HN used to be non-compliant, but does seem to have fixed it, I'm not seeing any cookies in a browser where I'm not logged in.

pouet.net is tracking me. On my first visit they deposited a cookie named POUETSESS4 with a 1 year expiry and a persistent hash identifier in my browser.

I checked a few outbound links from that site to European domains, and it does seem to be about 50/50 on whether they have similar problems, which is much better than any rate I've seen elsewhere. Good on this community for having a lot of folks who care about privacy and roll their own web frameworks. But I doubt it's the case that the other 50% or the parent site intended to secretly track me; they just ended up with a dependency on some tracking framework by accident, and they're too small to get in trouble for it.

> they just ended up with a dependency on some tracking framework by accident, and they're too small to get in trouble for it.

I'd say it's simply not in the spirit of the law. I.e. that cookie could be used to track you, but isn't. Sure, they could be secretly selling your info, but they could also be secretly storing your IP and anything else to fingerprint you. That would also be illegal, and no way you could know from the outside. So why are there not constant raids all over Europe, all the time?

As I said, I do think it's because that law isn't enforced to just waste time on BS. If I walk across a red light in the middle of the night [0], where there's a car every 5 minutes, and do it carefully after looking left, right, left again, and you run up to cops parked nearby who saw that, and insist they do something, they'll laugh at you. If you insist and freak out, you have a bigger chance to get in trouble than I do. But that's not some sinister law that everyone breaks and that is enforced selectively, it really is for what it says on the tin, what a reasonable person would abide by it for.
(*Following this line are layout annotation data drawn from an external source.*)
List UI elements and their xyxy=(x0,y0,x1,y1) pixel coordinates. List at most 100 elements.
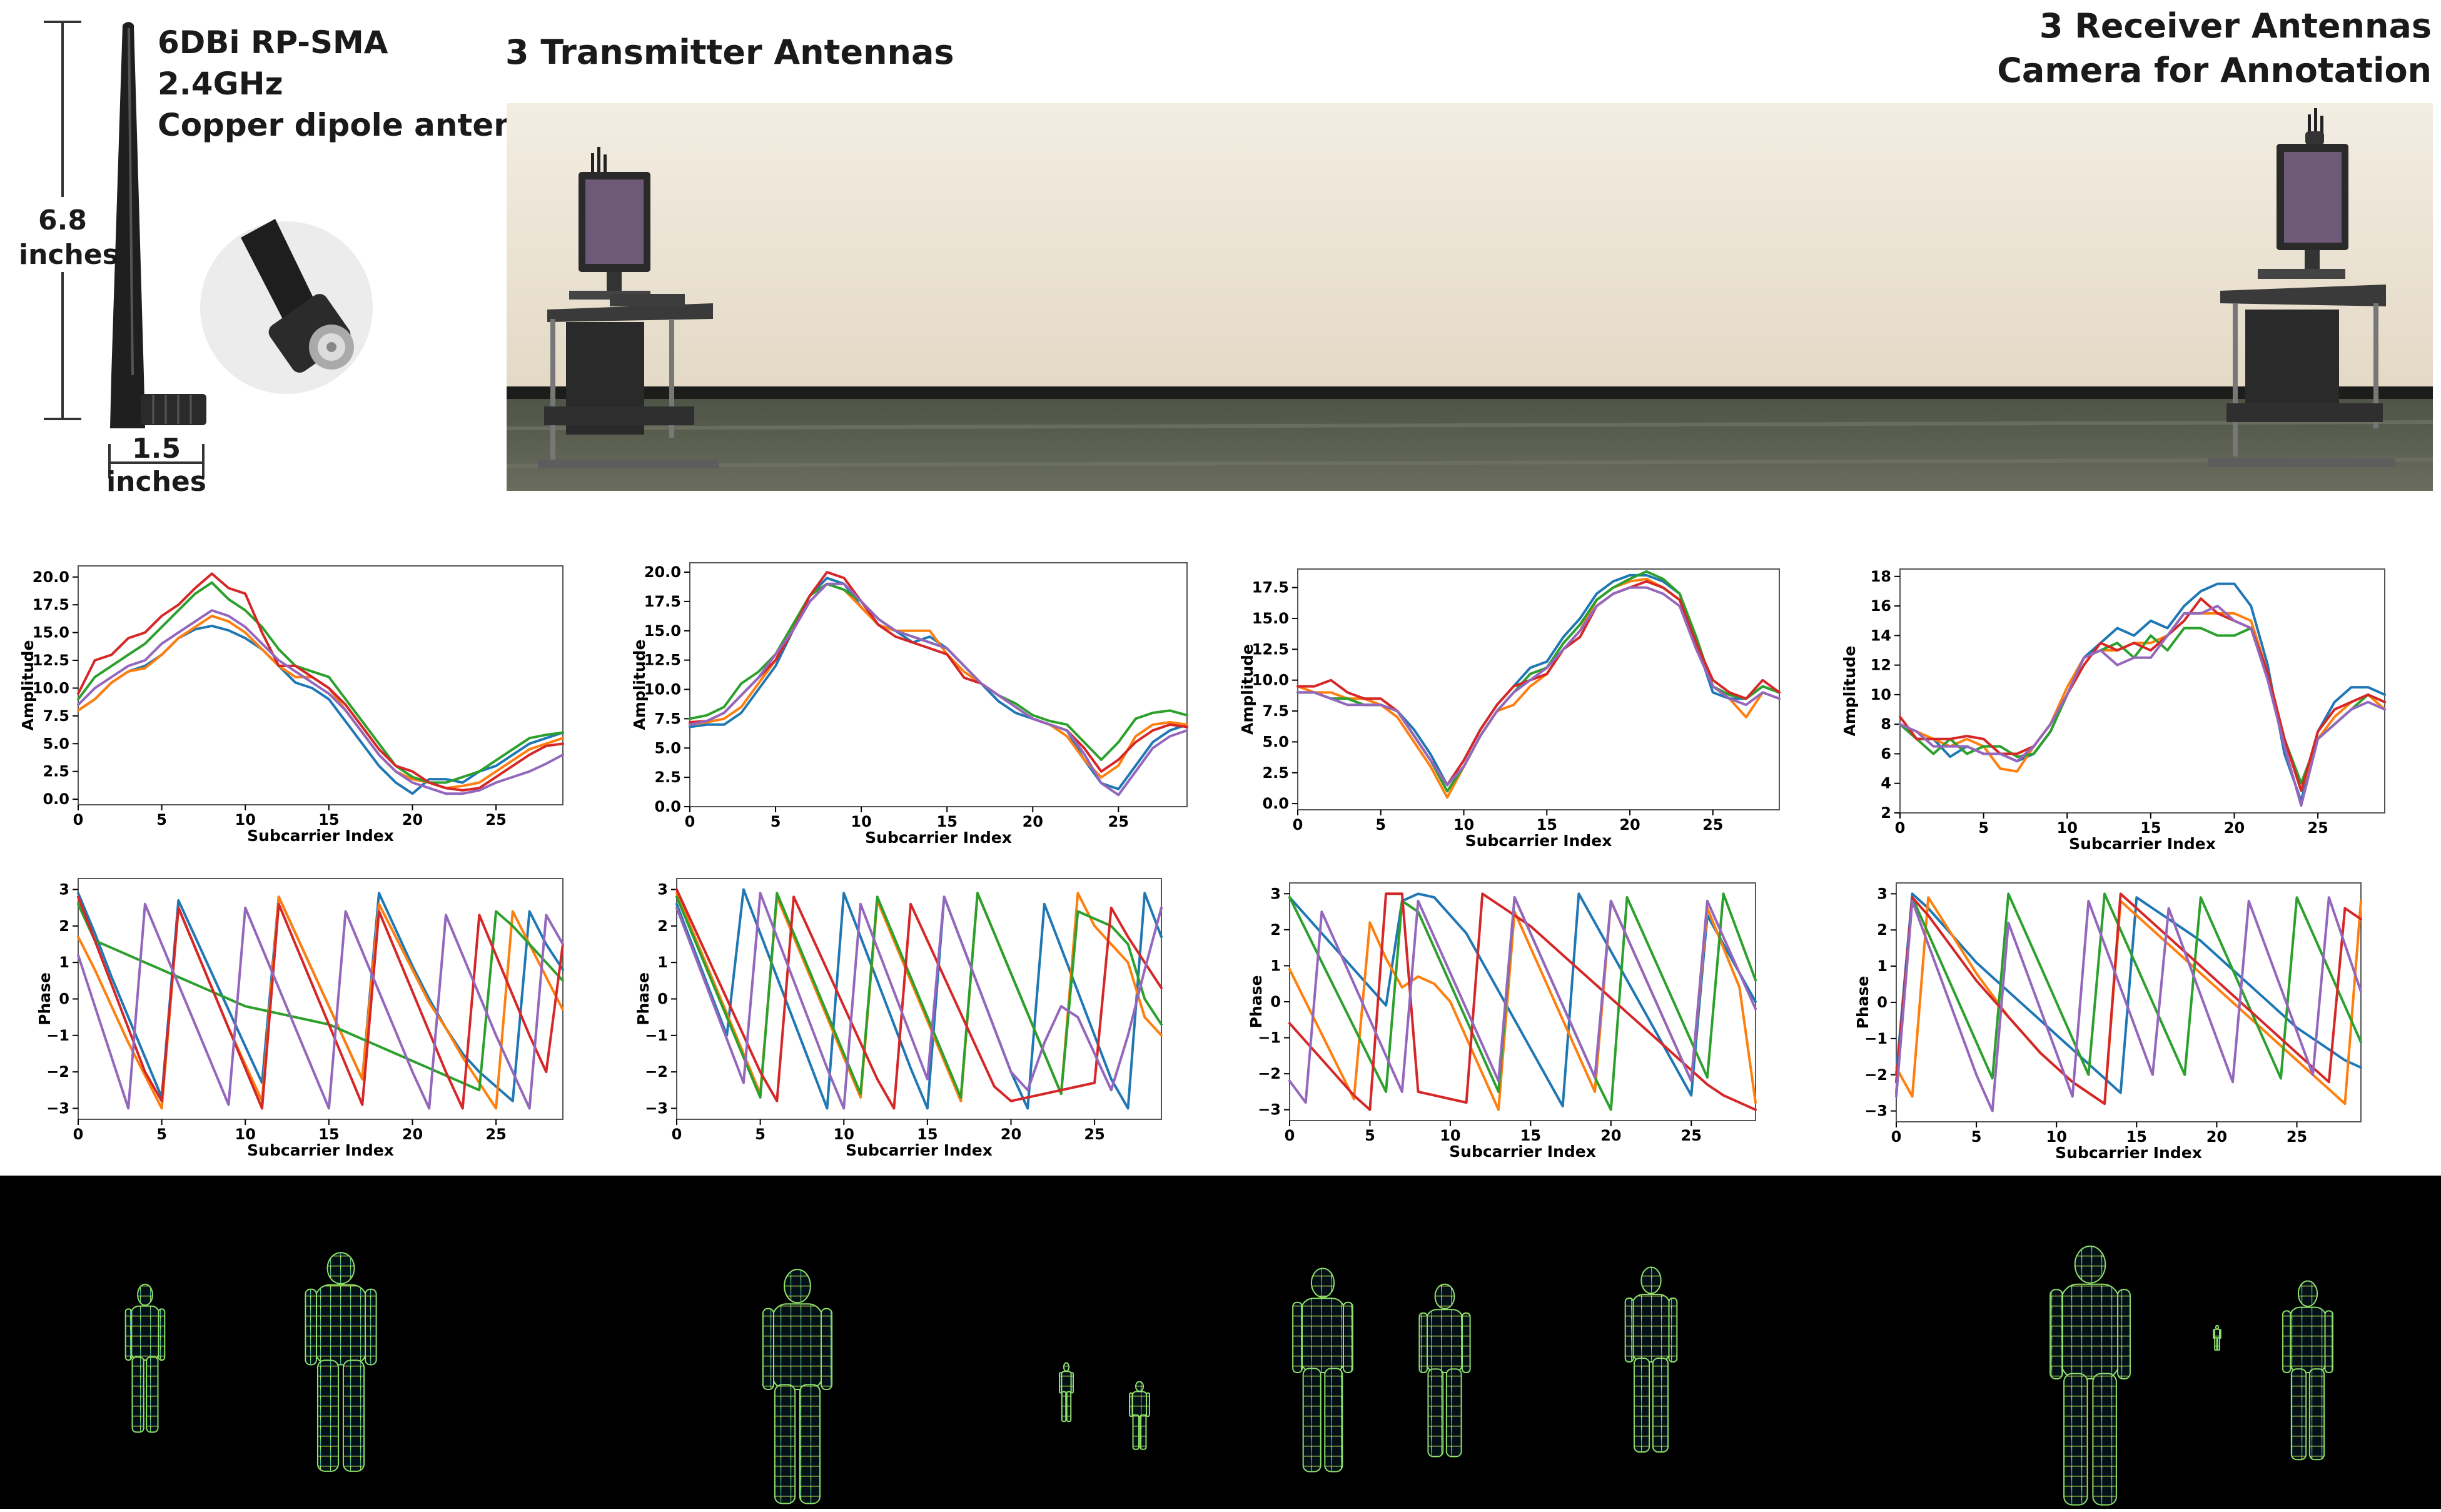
x-tick-label: 0 xyxy=(1895,819,1906,837)
x-tick-label: 5 xyxy=(755,1126,766,1143)
y-tick-label: 6 xyxy=(1881,745,1891,762)
human-mesh-icon xyxy=(1292,1268,1353,1473)
y-tick-label: 0 xyxy=(657,990,668,1008)
series-line-2 xyxy=(1895,896,2362,1106)
human-mesh-icon xyxy=(2049,1245,2131,1506)
x-tick-label: 10 xyxy=(2057,819,2078,837)
x-tick-label: 20 xyxy=(1001,1126,1021,1143)
x-tick-label: 15 xyxy=(318,1126,339,1143)
antenna-height-label: 6.8 inches xyxy=(19,203,119,272)
series-line-5 xyxy=(1296,586,1781,787)
x-tick-label: 10 xyxy=(1453,816,1474,834)
x-tick-label: 15 xyxy=(1520,1127,1541,1144)
y-tick-label: 17.5 xyxy=(644,593,681,610)
x-tick-label: 10 xyxy=(2046,1128,2067,1146)
x-tick-label: 20 xyxy=(402,1126,423,1143)
y-tick-label: −2 xyxy=(1258,1065,1281,1082)
series-line-4 xyxy=(675,888,1163,1110)
antenna-icon xyxy=(110,22,145,428)
y-tick-label: −2 xyxy=(645,1063,668,1081)
x-axis-label: Subcarrier Index xyxy=(1465,832,1612,850)
y-tick-label: 3 xyxy=(1877,885,1888,902)
rx-label-block: 3 Receiver Antennas Camera for Annotatio… xyxy=(1997,4,2432,93)
y-tick-label: 5.0 xyxy=(43,735,69,752)
x-tick-label: 15 xyxy=(937,813,958,830)
series-line-4 xyxy=(1899,597,2386,792)
y-tick-label: 10.0 xyxy=(33,679,69,697)
y-tick-label: 7.5 xyxy=(1262,702,1289,720)
plot-frame xyxy=(1289,882,1756,1121)
series-line-3 xyxy=(689,582,1188,761)
series-line-2 xyxy=(1296,577,1781,799)
series-line-4 xyxy=(77,572,564,792)
series-line-3 xyxy=(1895,892,2362,1094)
y-tick-label: 0 xyxy=(1270,993,1281,1011)
x-tick-label: 20 xyxy=(1619,816,1640,834)
y-tick-label: 2.5 xyxy=(43,763,69,780)
y-tick-label: −3 xyxy=(1258,1101,1281,1119)
series-line-5 xyxy=(1288,896,1757,1104)
y-tick-label: 0.0 xyxy=(654,798,681,815)
x-tick-label: 10 xyxy=(834,1126,854,1143)
y-tick-label: 2 xyxy=(1877,921,1888,939)
y-tick-label: 14 xyxy=(1871,627,1891,644)
x-tick-label: 5 xyxy=(156,1126,167,1143)
x-tick-label: 5 xyxy=(771,813,781,830)
series-line-1 xyxy=(1899,582,2386,803)
y-tick-label: 2 xyxy=(1881,804,1891,822)
x-tick-label: 5 xyxy=(1365,1127,1375,1144)
y-tick-label: 0 xyxy=(59,990,69,1008)
y-tick-label: 17.5 xyxy=(33,596,69,613)
y-tick-label: 20.0 xyxy=(33,568,69,586)
antenna-illustration xyxy=(14,21,373,478)
plot-frame xyxy=(78,565,564,805)
antenna-type-label: Copper dipole antenna xyxy=(158,107,560,143)
x-axis-label: Subcarrier Index xyxy=(247,827,394,845)
x-tick-label: 5 xyxy=(156,811,167,829)
x-axis-label: Subcarrier Index xyxy=(865,829,1012,847)
human-mesh-icon xyxy=(1418,1283,1471,1458)
series-line-2 xyxy=(689,582,1188,779)
plot-frame xyxy=(1899,568,2385,814)
y-axis-label: Amplitude xyxy=(1238,644,1256,735)
y-tick-label: 8 xyxy=(1881,715,1891,733)
x-tick-label: 25 xyxy=(2307,819,2328,837)
y-tick-label: 15.0 xyxy=(644,622,681,640)
x-tick-label: 25 xyxy=(1681,1127,1702,1144)
antenna-height-value: 6.8 xyxy=(38,204,87,236)
x-axis-label: Subcarrier Index xyxy=(2069,835,2216,853)
x-axis-label: Subcarrier Index xyxy=(846,1141,993,1159)
x-tick-label: 15 xyxy=(318,811,339,829)
tx-antennas-label: 3 Transmitter Antennas xyxy=(505,33,954,72)
y-tick-label: 2 xyxy=(657,917,668,935)
x-axis-label: Subcarrier Index xyxy=(2055,1144,2202,1162)
series-line-1 xyxy=(675,888,1163,1110)
y-tick-label: 17.5 xyxy=(1252,579,1289,597)
x-tick-label: 0 xyxy=(1891,1128,1902,1146)
plot-frame xyxy=(78,878,564,1120)
y-tick-label: 3 xyxy=(59,881,69,899)
transmitter-station xyxy=(538,147,719,468)
y-tick-label: 1 xyxy=(1877,957,1888,975)
y-tick-label: 10.0 xyxy=(1252,672,1289,689)
human-mesh-icon xyxy=(1624,1266,1678,1453)
receiver-station xyxy=(2208,108,2395,467)
y-tick-label: 20.0 xyxy=(644,563,681,581)
x-tick-label: 20 xyxy=(1023,813,1043,830)
human-mesh-band xyxy=(0,1176,2441,1509)
y-tick-label: −3 xyxy=(645,1100,668,1117)
antenna-width-unit: inches xyxy=(106,465,206,498)
series-line-3 xyxy=(77,902,564,1092)
x-tick-label: 20 xyxy=(402,811,423,829)
human-mesh-icon xyxy=(1129,1381,1150,1450)
y-tick-label: 1 xyxy=(59,954,69,971)
series-line-3 xyxy=(77,581,564,784)
y-tick-label: −1 xyxy=(46,1027,69,1044)
y-tick-label: 0.0 xyxy=(43,790,69,808)
series-line-5 xyxy=(675,892,1163,1110)
x-tick-label: 25 xyxy=(2287,1128,2307,1146)
x-tick-label: 10 xyxy=(851,813,871,830)
y-tick-label: 10.0 xyxy=(644,681,681,698)
y-axis-label: Amplitude xyxy=(19,640,37,730)
y-tick-label: −1 xyxy=(645,1027,668,1044)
[0] Or put a session cookie I never use except for logged in users, and without any PII, because the site was written in 2000 and it's fine.

> If I walk across a red light in the middle of the night [0], where there's a car every 5 minutes, and do it carefully after looking left, right, left again, and you run up to cops parked nearby who saw that, and insist they do something, they'll laugh at you

What country is that illegal in?

Poland. My friend actually got a ticket for jaywalking at night across a completely empty street.
The US, and that's also besides the point. Why does stuff like this get bickered about, instead of simply showing the vast damages caused by this terrible law? I read FUD about it all the time, I don't know a single case of an actual problem it caused.
HN explicitly breaks EU law. You can ask them to delete your comments because of GDPR, and they will tell you they don't follow European law so they won't so that.